Sauver le lait du dépôt de bilan…

Regroupons-nous si l’on veut survivre !

Interview de Joël Dupin,Vice-Président de la Chambre d’Agriculture 31

TUP : Qu’est-ce qui vous a conduit à organiser ce colloque ?

Joël Dupin : L’idée de ce colloque m’est venue en me rappelant la présentation, il y a deux ans, d’une étude prospective réalisée par le CER France 31 et la Chambre Régionale d’Agriculture (CRAMP) sur la filière Lait. J’avais été marqué par un des scénarii envisagés, qui évoquait la disparition pure et simple de la production laitière en Midi-Pyrénées d’ici 2020. De part mes fonctions à la Chambre d’Agriculture et au sein de la filière laitière régionale, je me suis rendu compte que les données économiques auxquelles j’avais accès tendaient à confirmer cette scénario catastrophe. Siégeant en CDOA, j’ai aussi pu constater que nous n’avions fait aucune installation en lait au cours des 2 dernières années.
Dès lors, le choix était simple : soit nous ne faisions rien, soit il était plus que temps de réagir.
Avec la CRAMP et le COREL (Comité d’Orientation Régionale de l’ÉLevage), nous avons donc décidé de réunir tous les laitiers du bassin Sud* et les industriels de la région sur une journée pour faire le point.

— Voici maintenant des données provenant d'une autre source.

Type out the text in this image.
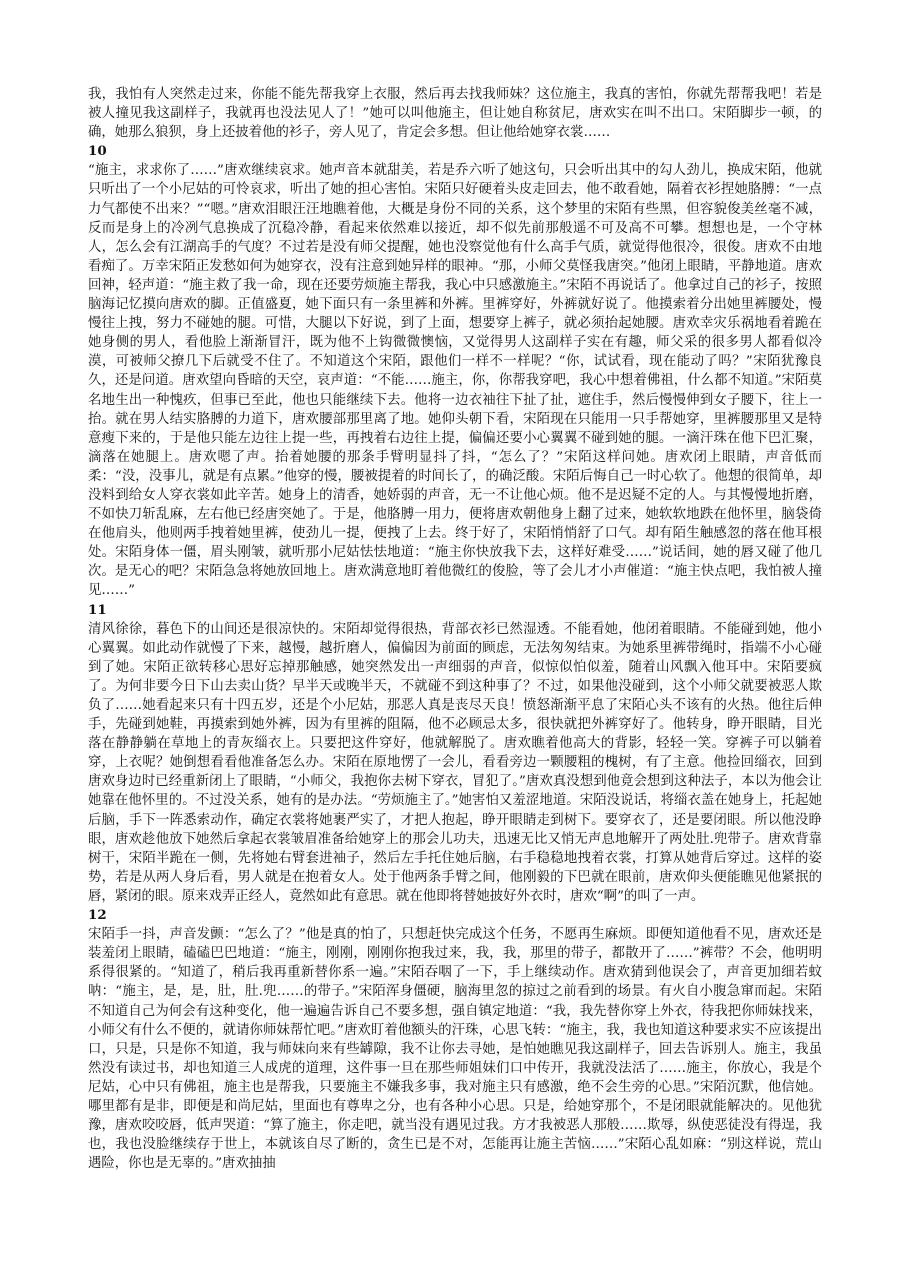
我，我怕有人突然走过来，你能不能先帮我穿上衣服，然后再去找我师妹？这位施主，我真的害怕，你就先帮帮我吧！若是被人撞见我这副样子，我就再也没法见人了！”她可以叫他施主，但让她自称贫尼，唐欢实在叫不出口。宋陌脚步一顿，的确，她那么狼狈，身上还披着他的衫子，旁人见了，肯定会多想。但让他给她穿衣裳……

10

“施主，求求你了……”唐欢继续哀求。她声音本就甜美，若是乔六听了她这句，只会听出其中的勾人劲儿，换成宋陌，他就只听出了一个小尼姑的可怜哀求，听出了她的担心害怕。宋陌只好硬着头皮走回去，他不敢看她，隔着衣衫捏她胳膊：“一点力气都使不出来？”“嗯。”唐欢泪眼汪汪地瞧着他，大概是身份不同的关系，这个梦里的宋陌有些黑，但容貌俊美丝毫不减，反而是身上的冷冽气息换成了沉稳冷静，看起来依然难以接近，却不似先前那般遥不可及高不可攀。想想也是，一个守林人，怎么会有江湖高手的气度？不过若是没有师父提醒，她也没察觉他有什么高手气质，就觉得他很冷，很俊。唐欢不由地看痴了。万幸宋陌正发愁如何为她穿衣，没有注意到她异样的眼神。“那，小师父莫怪我唐突。”他闭上眼睛，平静地道。唐欢回神，轻声道：“施主救了我一命，现在还要劳烦施主帮我，我心中只感激施主。”宋陌不再说话了。他拿过自己的衫子，按照脑海记忆摸向唐欢的脚。正值盛夏，她下面只有一条里裤和外裤。里裤穿好，外裤就好说了。他摸索着分出她里裤腰处，慢慢往上拽，努力不碰她的腿。可惜，大腿以下好说，到了上面，想要穿上裤子，就必须抬起她腰。唐欢幸灾乐祸地看着跪在她身侧的男人，看他脸上渐渐冒汗，既为他不上钩微微懊恼，又觉得男人这副样子实在有趣，师父采的很多男人都看似冷漠，可被师父撩几下后就受不住了。不知道这个宋陌，跟他们一样不一样呢？“你，试试看，现在能动了吗？”宋陌犹豫良久，还是问道。唐欢望向昏暗的天空，哀声道：“不能……施主，你，你帮我穿吧，我心中想着佛祖，什么都不知道。”宋陌莫名地生出一种愧疚，但事已至此，他也只能继续下去。他将一边衣袖往下扯了扯，遮住手，然后慢慢伸到女子腰下，往上一抬。就在男人结实胳膊的力道下，唐欢腰部那里离了地。她仰头朝下看，宋陌现在只能用一只手帮她穿，里裤腰那里又是特意瘦下来的，于是他只能左边往上提一些，再拽着右边往上提，偏偏还要小心翼翼不碰到她的腿。一滴汗珠在他下巴汇聚，滴落在她腿上。唐欢嗯了声。抬着她腰的那条手臂明显抖了抖，“怎么了？”宋陌这样问她。唐欢闭上眼睛，声音低而柔：“没，没事儿，就是有点累。”他穿的慢，腰被提着的时间长了，的确泛酸。宋陌后悔自己一时心软了。他想的很简单，却没料到给女人穿衣裳如此辛苦。她身上的清香，她娇弱的声音，无一不让他心烦。他不是迟疑不定的人。与其慢慢地折磨，不如快刀斩乱麻，左右他已经唐突她了。于是，他胳膊一用力，便将唐欢朝他身上翻了过来，她软软地跌在他怀里，脑袋倚在他肩头，他则两手拽着她里裤，使劲儿一提，便拽了上去。终于好了，宋陌悄悄舒了口气。却有陌生触感忽的落在他耳根处。宋陌身体一僵，眉头刚皱，就听那小尼姑怯怯地道：“施主你快放我下去，这样好难受……”说话间，她的唇又碰了他几次。是无心的吧？宋陌急急将她放回地上。唐欢满意地盯着他微红的俊脸，等了会儿才小声催道：“施主快点吧，我怕被人撞见……”

11

清风徐徐，暮色下的山间还是很凉快的。宋陌却觉得很热，背部衣衫已然湿透。不能看她，他闭着眼睛。不能碰到她，他小心翼翼。如此动作就慢了下来，越慢，越折磨人，偏偏因为前面的顾虑，无法匆匆结束。为她系里裤带绳时，指端不小心碰到了她。宋陌正欲转移心思好忘掉那触感，她突然发出一声细弱的声音，似惊似怕似羞，随着山风飘入他耳中。宋陌要疯了。为何非要今日下山去卖山货？早半天或晚半天，不就碰不到这种事了？不过，如果他没碰到，这个小师父就要被恶人欺负了……她看起来只有十四五岁，还是个小尼姑，那恶人真是丧尽天良！愤怒渐渐平息了宋陌心头不该有的火热。他往后伸手，先碰到她鞋，再摸索到她外裤，因为有里裤的阻隔，他不必顾忌太多，很快就把外裤穿好了。他转身，睁开眼睛，目光落在静静躺在草地上的青灰缁衣上。只要把这件穿好，他就解脱了。唐欢瞧着他高大的背影，轻轻一笑。穿裤子可以躺着穿，上衣呢？她倒想看看他准备怎么办。宋陌在原地愣了一会儿，看看旁边一颗腰粗的槐树，有了主意。他捡回缁衣，回到唐欢身边时已经重新闭上了眼睛，“小师父，我抱你去树下穿衣，冒犯了。”唐欢真没想到他竟会想到这种法子，本以为他会让她靠在他怀里的。不过没关系，她有的是办法。“劳烦施主了。”她害怕又羞涩地道。宋陌没说话，将缁衣盖在她身上，托起她后脑，手下一阵悉索动作，确定衣裳将她裹严实了，才把人抱起，睁开眼睛走到树下。要穿衣了，还是要闭眼。所以他没睁眼，唐欢趁他放下她然后拿起衣裳皱眉准备给她穿上的那会儿功夫，迅速无比又悄无声息地解开了两处肚.兜带子。唐欢背靠树干，宋陌半跪在一侧，先将她右臂套进袖子，然后左手托住她后脑，右手稳稳地拽着衣裳，打算从她背后穿过。这样的姿势，若是从两人身后看，男人就是在抱着女人。处于他两条手臂之间，他刚毅的下巴就在眼前，唐欢仰头便能瞧见他紧抿的唇，紧闭的眼。原来戏弄正经人，竟然如此有意思。就在他即将替她披好外衣时，唐欢“啊”的叫了一声。

12

宋陌手一抖，声音发颤：“怎么了？”他是真的怕了，只想赶快完成这个任务，不愿再生麻烦。即便知道他看不见，唐欢还是装羞闭上眼睛，磕磕巴巴地道：“施主，刚刚，刚刚你抱我过来，我，我，那里的带子，都散开了……”裤带？不会，他明明系得很紧的。“知道了，稍后我再重新替你系一遍。”宋陌吞咽了一下，手上继续动作。唐欢猜到他误会了，声音更加细若蚊呐：“施主，是，是，肚，肚.兜……的带子。”宋陌浑身僵硬，脑海里忽的掠过之前看到的场景。有火自小腹急窜而起。宋陌不知道自己为何会有这种变化，他一遍遍告诉自己不要多想，强自镇定地道：“我，我先替你穿上外衣，待我把你师妹找来，小师父有什么不便的，就请你师妹帮忙吧。”唐欢盯着他额头的汗珠，心思飞转：“施主，我，我也知道这种要求实不应该提出口，只是，只是你不知道，我与师妹向来有些罅隙，我不让你去寻她，是怕她瞧见我这副样子，回去告诉别人。施主，我虽然没有读过书，却也知道三人成虎的道理，这件事一旦在那些师姐妹们口中传开，我就没法活了……施主，你放心，我是个尼姑，心中只有佛祖，施主也是帮我，只要施主不嫌我多事，我对施主只有感激，绝不会生旁的心思。”宋陌沉默，他信她。哪里都有是非，即便是和尚尼姑，里面也有尊卑之分，也有各种小心思。只是，给她穿那个，不是闭眼就能解决的。见他犹豫，唐欢咬咬唇，低声哭道：“算了施主，你走吧，就当没有遇见过我。方才我被恶人那般……欺辱，纵使恶徒没有得逞，我也，我也没脸继续存于世上，本就该自尽了断的，贪生已是不对，怎能再让施主苦恼……”宋陌心乱如麻：“别这样说，荒山遇险，你也是无辜的。”唐欢抽抽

TUP : Qu’est-ce que vous attendiez de cette journée ?

Joël Dupin : Pour moi, il était surtout question de mettre tout le monde au même niveau d’informations. Trop souvent, l’éleveur laitier ne sait pas vraiment ce qui se passe une fois son lait livré. Il y a une réelle méconnaissance des mécanismes économiques et des règles qui régissent l’activité laitière. D’où des prises de position parfois déconnectées de la réalité. Nous voulions aussi donner quelques pistes de réflexion et passer quelques messages indispensables, selon nous. Je risque de paraître brutal mais, en gros, on ne représente rien par rapport à la production nationale. Une fois qu’on a compris cela, on voit que la seule solution est de nous regrouper. Et qu’il faut qu’on se retrouve régulièrement pour échanger les informations et créer des entités économiques plus fortes. C’est ce qui se passe dans tous les secteurs d’activités. Alors pourquoi pas dans la filière laitière ?

TUP : Pensez-vous que le message est passé ?

Joël Dupin : En tout cas, ce colloque était un test et je pense qu’on l’a réussi. Plus de 200 éleveurs de tout le bassin présents le matin, c’est le signe d’une prise de conscience. À savoir que nous avons les mêmes problématiques d’un département à l’autre et que des solutions peuvent se trouver chez nos voisins, voire avec nos voisins. Les élevages performants qui ont été présentés dans la matinée ont montré les marges de progrès que nous avons ou les modes d’organisation qui peuvent fonctionner chez nous. Avec les débats de l’après-midi, j’espère que les éleveurs présents se sont rendus compte que les industriels, qu’ils soient coopératifs ou privés, avaient plus ou moins la même approche et les mêmes impératifs en terme de débouchés. Et que sans travail en étroite concertation avec eux, nous ne pourrons rien faire. Cela implique une remise en question de notre fonctionnement.

TUP : Quelles suites voyez-vous à ce colloque ?

Joël Dupin : J’en vois deux principales. Accentuer la formation des éleveurs et poursuivre nos échanges et nos réflexions à l’échelle du bassin pour faire évoluer nos structures. C’est pourquoi la Chambre d’Agriculture propose trois cycles de formations : « Organisation du travail et partage des moyens de production » ; « Intérêt de la traite robotisée » et « Transmission de l’exploitation ». Quant aux réflexions à mener, il y a des thèmes qui n’ont pas été abordés lors du colloque, faute de temps, mais qui mériteraient qu’on se penche sérieusement dessus. Il y en a notamment un pour lequel j’aimerais recueillir les différents avis des acteurs de la filière : les banques et les industriels seraient-ils prêts à entrer au capital des exploitations laitières ? Parce que si on mène la logique du regroupement d’exploitations jusqu’au bout, les investissements induits dépasseront allègrement le millions d’euros. Si les banques et les industriels, comme ils nous l’ont laissé entendre lors du colloque, veulent vraiment accompagner et prendre part au développement de la filière, ce serait une opportunité à étudier. Bref, ce ne sont pas les sujets qui manquent. Il faudra voir sous quelle forme on peut continuer à travailler ensemble : un colloque annuel ou des réunions plus ciblées.